Heather “The Heat” Hardy (22-0, 4 KOs) has long carried the torch for women’s boxing.
Before Claressa Shields splashed on the scene and before anyone cared who pound-for-pound great Cecilia Braekhus was, there was Heather Hardy–perhaps not globally, but definitely in the United States.
Hardy has dabbled in MMA, going 2-1 in her first three fights with Bellator. But, Hardy is at a point where she knows she only has a year and some change left in her tank and she’s contemplating whether she should make the full-time switch from boxing to MMA.
In a recent interview with Bloody Elbow, Hardy admitted that she can’t be her best at MMA or boxing without fully committing to one or the other.
“The biggest challenge is bouncing back-and-forth. To have to readjust to boxing and readjust back to MMA,” said Hardy. “I can’t expect to go very far with either sport bouncing back-and-forth.”
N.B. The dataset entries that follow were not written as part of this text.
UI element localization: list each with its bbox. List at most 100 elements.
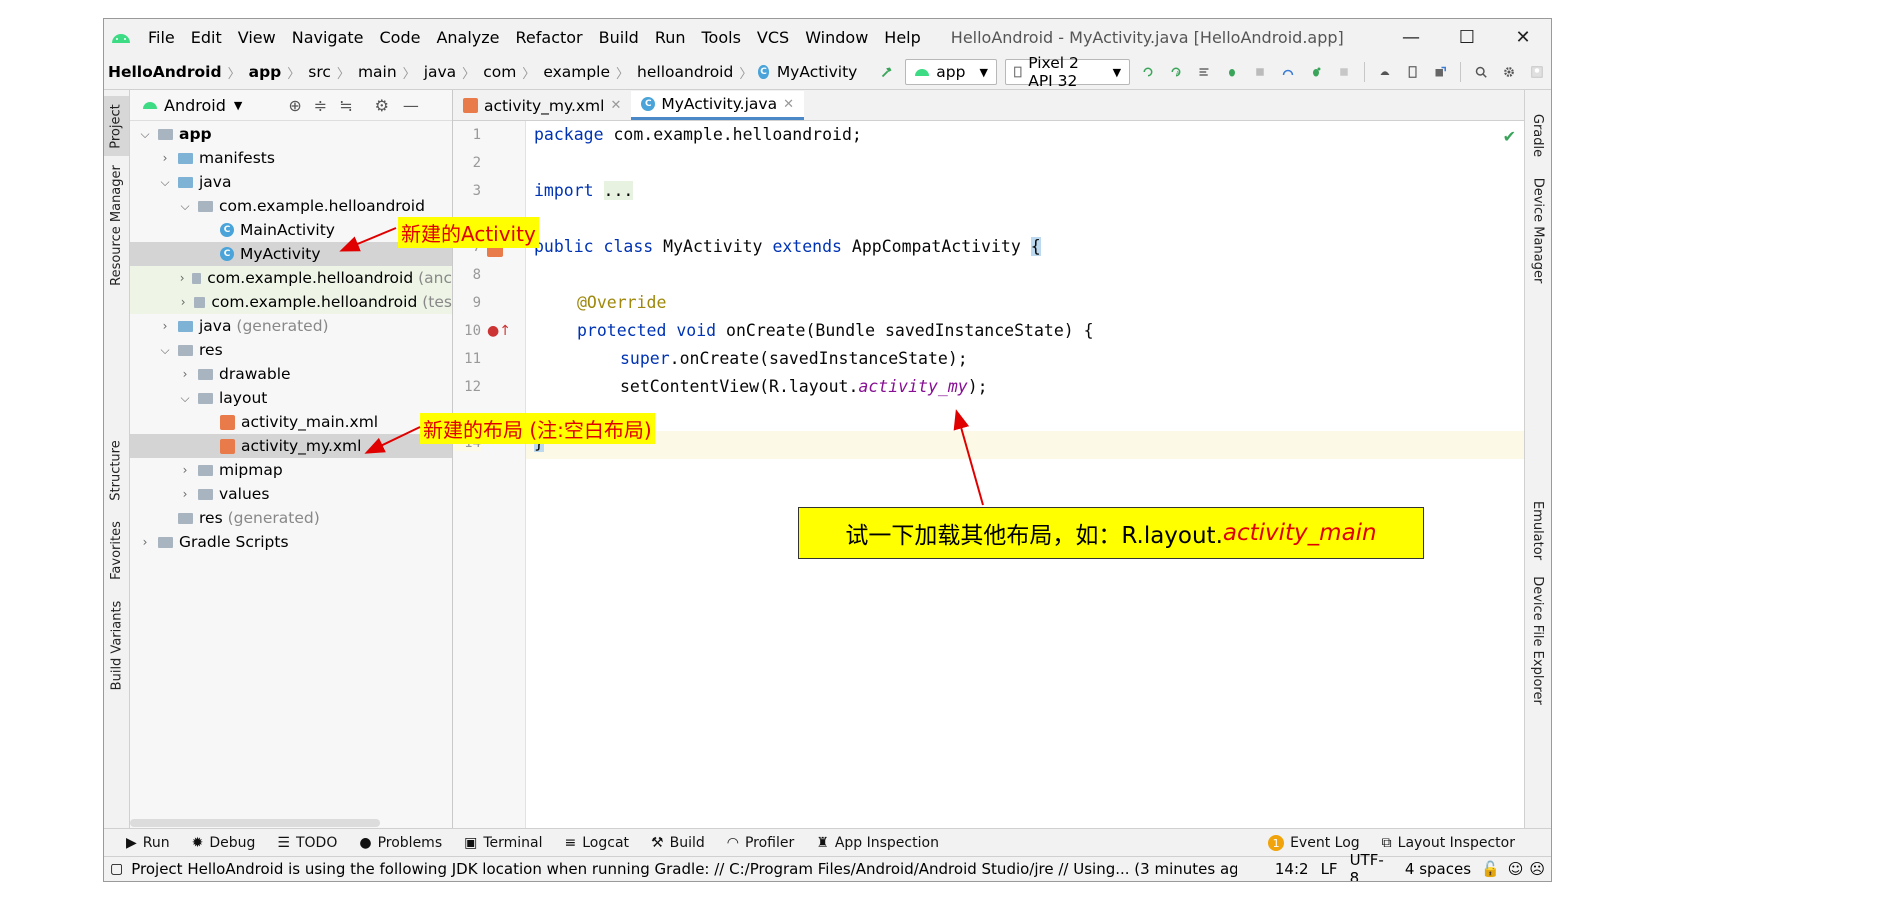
debug-icon[interactable] <box>1226 64 1238 80</box>
tree-item-activity-my-xml[interactable]: activity_my.xml <box>130 434 452 458</box>
tree-item-activity-main-xml[interactable]: activity_main.xml <box>130 410 452 434</box>
hide-panel-icon[interactable]: — <box>403 96 419 115</box>
collapse-all-icon[interactable]: ≒ <box>339 96 352 115</box>
tree-item-app[interactable]: ⌵ app <box>130 122 452 146</box>
breadcrumb-example[interactable]: example <box>541 63 612 81</box>
chevron-down-icon[interactable]: ⌵ <box>158 343 172 358</box>
menu-help[interactable]: Help <box>876 28 928 47</box>
breadcrumb-myactivity[interactable]: MyActivity <box>775 63 860 81</box>
device-selector[interactable]: Pixel 2 API 32 ▼ <box>1004 54 1131 90</box>
breadcrumb-src[interactable]: src <box>306 63 333 81</box>
chevron-right-icon[interactable]: › <box>158 319 172 333</box>
tree-item-gradle-scripts[interactable]: › Gradle Scripts <box>130 530 452 554</box>
menu-analyze[interactable]: Analyze <box>428 28 507 47</box>
apply-changes-icon[interactable] <box>1142 64 1154 80</box>
chevron-right-icon[interactable]: › <box>178 367 192 381</box>
make-project-hammer-icon[interactable] <box>881 64 893 80</box>
no-problems-check-icon[interactable]: ✔ <box>1503 127 1516 146</box>
override-marker-icon[interactable]: ●↑ <box>487 323 511 339</box>
run-with-coverage-icon[interactable] <box>1310 64 1322 80</box>
project-view-selector[interactable]: Android <box>164 96 226 115</box>
build-variants-tool-tab[interactable]: Build Variants <box>104 600 129 690</box>
indent-setting[interactable]: 4 spaces <box>1405 860 1471 878</box>
tool-tab-app-inspection[interactable]: ♜ App Inspection <box>816 835 939 851</box>
gradle-tool-tab[interactable]: Gradle <box>1525 110 1550 160</box>
chevron-right-icon[interactable]: › <box>178 487 192 501</box>
caret-position[interactable]: 14:2 <box>1275 860 1309 878</box>
status-toggle-icon[interactable]: ▢ <box>110 861 123 877</box>
chevron-down-icon[interactable]: ⌵ <box>178 199 192 214</box>
chevron-right-icon[interactable]: › <box>178 463 192 477</box>
menu-code[interactable]: Code <box>372 28 429 47</box>
tree-item-res-generated[interactable]: res (generated) <box>130 506 452 530</box>
menu-build[interactable]: Build <box>591 28 647 47</box>
minimize-button[interactable]: — <box>1383 19 1439 55</box>
event-log-tab[interactable]: 1 Event Log <box>1268 835 1360 851</box>
tool-tab-debug[interactable]: ✹ Debug <box>192 835 256 851</box>
tool-tab-profiler[interactable]: ◠ Profiler <box>727 835 795 851</box>
breadcrumb-project[interactable]: HelloAndroid <box>106 63 224 81</box>
lock-icon[interactable]: 🔓 <box>1481 860 1500 878</box>
emulator-tool-tab[interactable]: Emulator <box>1525 500 1550 560</box>
chevron-right-icon[interactable]: › <box>138 535 152 549</box>
run-config-selector[interactable]: app ▼ <box>905 59 997 85</box>
stop-icon[interactable] <box>1338 64 1350 80</box>
close-tab-icon[interactable]: ✕ <box>783 97 794 112</box>
apply-code-changes-icon[interactable]: A <box>1170 64 1182 80</box>
device-manager-tool-tab[interactable]: Device Manager <box>1525 177 1550 283</box>
horizontal-scrollbar[interactable] <box>130 819 380 827</box>
settings-gear-icon[interactable] <box>1503 64 1515 80</box>
menu-window[interactable]: Window <box>797 28 876 47</box>
chevron-right-icon[interactable]: › <box>178 271 186 285</box>
sync-gradle-icon[interactable] <box>1379 64 1391 80</box>
tool-tab-problems[interactable]: ● Problems <box>359 835 442 851</box>
attach-debugger-icon[interactable] <box>1254 64 1266 80</box>
options-gear-icon[interactable]: ⚙ <box>375 96 389 115</box>
breadcrumb-helloandroid[interactable]: helloandroid <box>635 63 735 81</box>
breadcrumb-main[interactable]: main <box>356 63 399 81</box>
menu-vcs[interactable]: VCS <box>749 28 797 47</box>
coverage-icon[interactable] <box>1198 64 1210 80</box>
tree-item-java[interactable]: ⌵ java <box>130 170 452 194</box>
tool-tab-terminal[interactable]: ▣ Terminal <box>464 835 542 851</box>
tool-tab-todo[interactable]: ☰ TODO <box>277 835 337 851</box>
tree-item-values[interactable]: › values <box>130 482 452 506</box>
menu-tools[interactable]: Tools <box>694 28 749 47</box>
breadcrumb-java[interactable]: java <box>422 63 458 81</box>
frown-feedback-icon[interactable]: ☹ <box>1529 860 1545 878</box>
project-tool-tab[interactable]: Project <box>104 96 129 156</box>
locate-file-icon[interactable]: ⊕ <box>288 96 301 115</box>
search-icon[interactable] <box>1475 64 1487 80</box>
smile-feedback-icon[interactable]: ☺ <box>1508 860 1524 878</box>
tab-activity-my-xml[interactable]: activity_my.xml ✕ <box>453 91 631 120</box>
chevron-down-icon[interactable]: ⌵ <box>138 127 152 142</box>
menu-navigate[interactable]: Navigate <box>284 28 372 47</box>
chevron-down-icon[interactable]: ⌵ <box>178 391 192 406</box>
tree-item-drawable[interactable]: › drawable <box>130 362 452 386</box>
menu-view[interactable]: View <box>230 28 284 47</box>
tree-item-java-generated[interactable]: › java (generated) <box>130 314 452 338</box>
chevron-right-icon[interactable]: › <box>178 295 188 309</box>
code-area[interactable]: package com.example.helloandroid; import… <box>526 121 1524 829</box>
chevron-down-icon[interactable]: ▼ <box>234 99 242 112</box>
structure-tool-tab[interactable]: Structure <box>104 430 129 510</box>
tree-item-package-test[interactable]: › com.example.helloandroid (tes <box>130 290 452 314</box>
breadcrumb-com[interactable]: com <box>481 63 518 81</box>
device-manager-icon[interactable] <box>1407 64 1419 80</box>
tree-item-package-main[interactable]: ⌵ com.example.helloandroid <box>130 194 452 218</box>
tool-tab-build[interactable]: ⚒ Build <box>651 835 705 851</box>
close-button[interactable]: ✕ <box>1495 19 1551 55</box>
resource-manager-tool-tab[interactable]: Resource Manager <box>104 165 129 286</box>
menu-edit[interactable]: Edit <box>183 28 230 47</box>
tree-item-package-androidtest[interactable]: › com.example.helloandroid (anc <box>130 266 452 290</box>
status-message[interactable]: Project HelloAndroid is using the follow… <box>131 860 1237 878</box>
tree-item-manifests[interactable]: › manifests <box>130 146 452 170</box>
expand-all-icon[interactable]: ≑ <box>314 96 327 115</box>
layout-inspector-tab[interactable]: ⧉ Layout Inspector <box>1382 835 1515 851</box>
menu-file[interactable]: File <box>140 28 183 47</box>
menu-run[interactable]: Run <box>647 28 694 47</box>
chevron-right-icon[interactable]: › <box>158 151 172 165</box>
tool-tab-logcat[interactable]: ≡ Logcat <box>565 835 630 851</box>
tree-item-layout[interactable]: ⌵ layout <box>130 386 452 410</box>
favorites-tool-tab[interactable]: Favorites <box>104 515 129 585</box>
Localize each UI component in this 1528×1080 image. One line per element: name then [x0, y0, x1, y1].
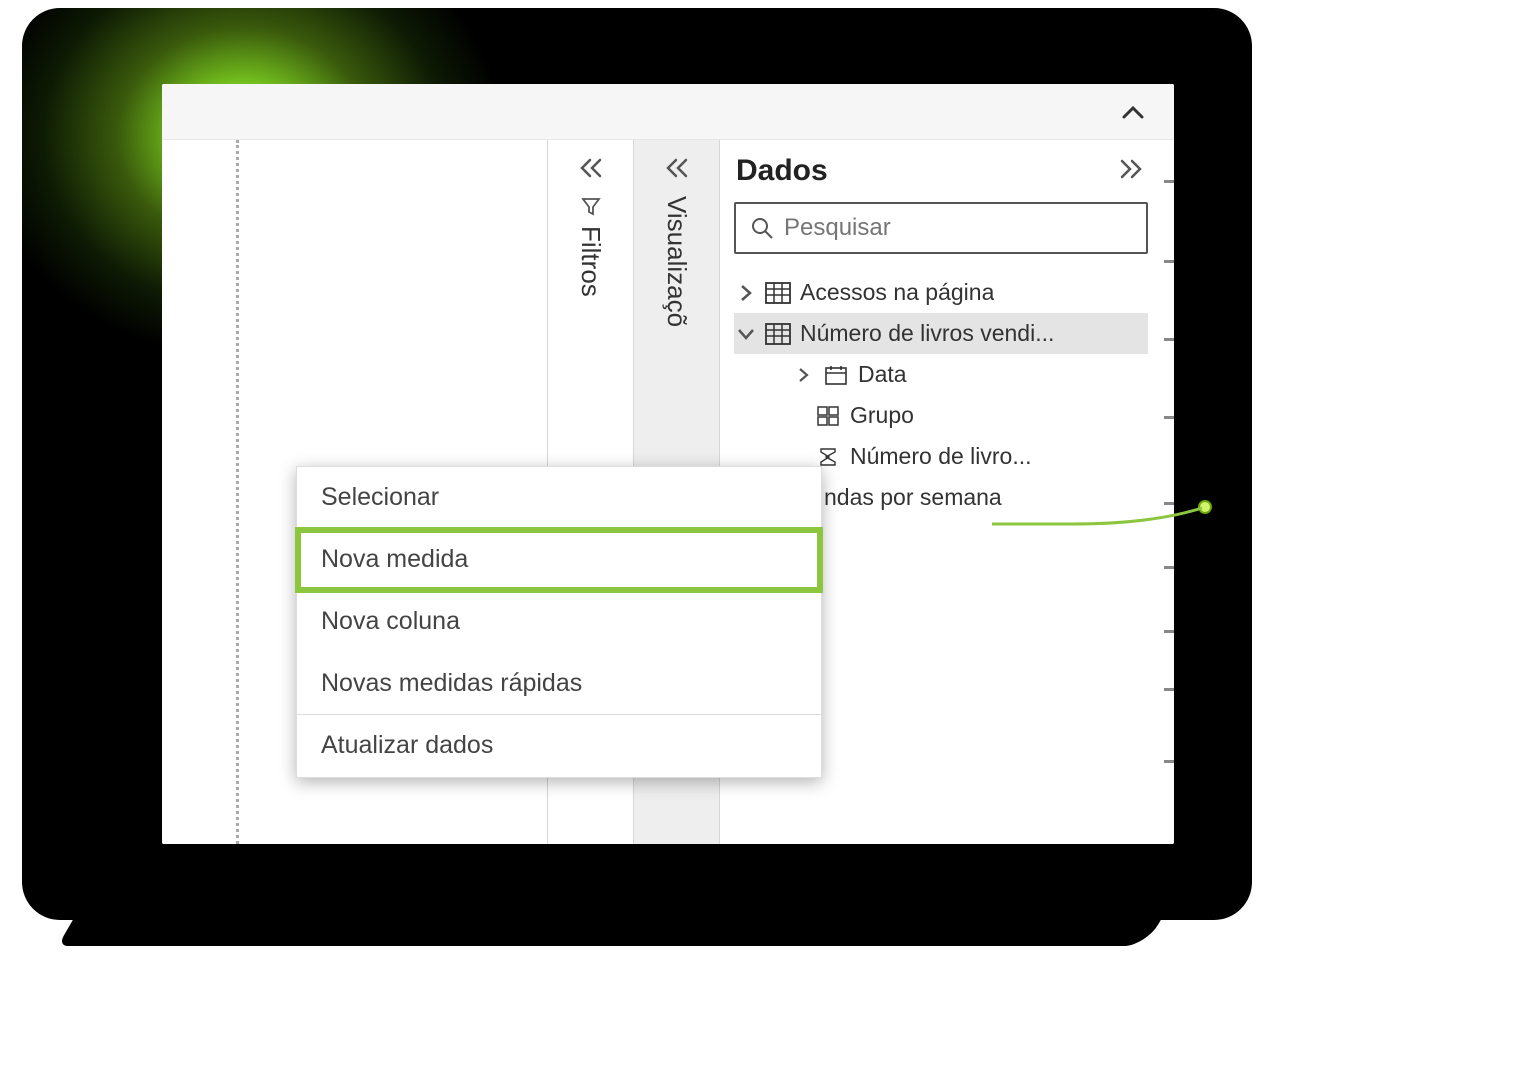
context-menu: Selecionar Nova medida Nova coluna Novas…: [296, 466, 822, 778]
calendar-icon: [822, 363, 850, 387]
field-row-group[interactable]: Grupo: [734, 395, 1148, 436]
chevron-double-right-icon[interactable]: [1118, 155, 1144, 187]
menu-item-new-measure[interactable]: Nova medida: [297, 529, 821, 591]
menu-item-new-column[interactable]: Nova coluna: [297, 591, 821, 653]
chevron-double-left-icon[interactable]: [664, 154, 690, 186]
canvas-edge-dotted: [236, 140, 239, 844]
chevron-double-left-icon[interactable]: [578, 154, 604, 186]
table-label: Acessos na página: [800, 279, 994, 306]
menu-item-select[interactable]: Selecionar: [297, 467, 821, 529]
top-ribbon-strip: [162, 84, 1174, 140]
menu-item-refresh-data[interactable]: Atualizar dados: [297, 715, 821, 777]
menu-item-quick-measures[interactable]: Novas medidas rápidas: [297, 653, 821, 715]
field-label: Data: [858, 361, 907, 388]
field-label: Número de livro...: [850, 443, 1032, 470]
filters-pane-label: Filtros: [575, 196, 606, 297]
search-icon: [750, 216, 774, 240]
field-row-date[interactable]: Data: [734, 354, 1148, 395]
table-label: Número de livros vendi...: [800, 320, 1054, 347]
chevron-right-icon[interactable]: [794, 367, 814, 383]
table-icon: [764, 281, 792, 305]
data-pane-title: Dados: [736, 154, 828, 188]
table-row[interactable]: Número de livros vendi...: [734, 313, 1148, 354]
field-label: Grupo: [850, 402, 914, 429]
powerbi-window: Filtros Visualizaçõ Dados: [162, 84, 1174, 844]
visualizations-pane-label: Visualizaçõ: [661, 196, 692, 327]
annotation-endpoint-dot: [1198, 500, 1212, 514]
table-row[interactable]: Acessos na página: [734, 272, 1148, 313]
filter-icon: [578, 196, 604, 216]
decorative-frame: Filtros Visualizaçõ Dados: [22, 8, 1252, 920]
right-edge-ticks: [1160, 140, 1174, 844]
sigma-icon: [814, 445, 842, 469]
search-box[interactable]: [734, 202, 1148, 254]
chevron-right-icon[interactable]: [736, 284, 756, 302]
search-input[interactable]: [784, 214, 1132, 242]
table-label-fragment: ndas por semana: [824, 484, 1002, 511]
decorative-shadow-bottom: [58, 876, 1186, 946]
data-pane-header: Dados: [734, 152, 1148, 202]
chevron-up-icon[interactable]: [1122, 98, 1144, 126]
table-icon: [764, 322, 792, 346]
chevron-down-icon[interactable]: [736, 327, 756, 341]
group-icon: [814, 404, 842, 428]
While Hardy has been on some of boxing’s biggest stages–including televised fights on the Premier Boxing Champions and HBO platforms–boxing has all but turned its back on the former First Lady of DiBella Entertainment.
“I’m not really promoted in boxing right now and it’s a dangerous sport to be in when you’re not protected” said Hardy. “It’s been on my mind heavy. Do I just want to sink in. If Bellator is going to invest in me, do I want to sink in the last year-and-a-half or so seeing how far I can get. Not just doing one fight here and there, but actually moving up the ranks. It’s a decision I’ll have to sit down with my team and think about after this fight.”
Hardy also seems tired of fighting through the politics of boxing.
“The truth of the matter is if Ruiz didn’t knock out Joshua, he wasn’t winning the fight. I think everyone knows that. He could’ve knocked him down eight times, but if that fight went to a decision, Joshua was leaving with those belts. Boxing is a business before it’s a sport,” she argued. “No business is run as dirty as boxing.
Regardless of whether Hardy decides to hang up the boxing gloves or not, she’ll always be remembered as a pioneer of the sport around these parts.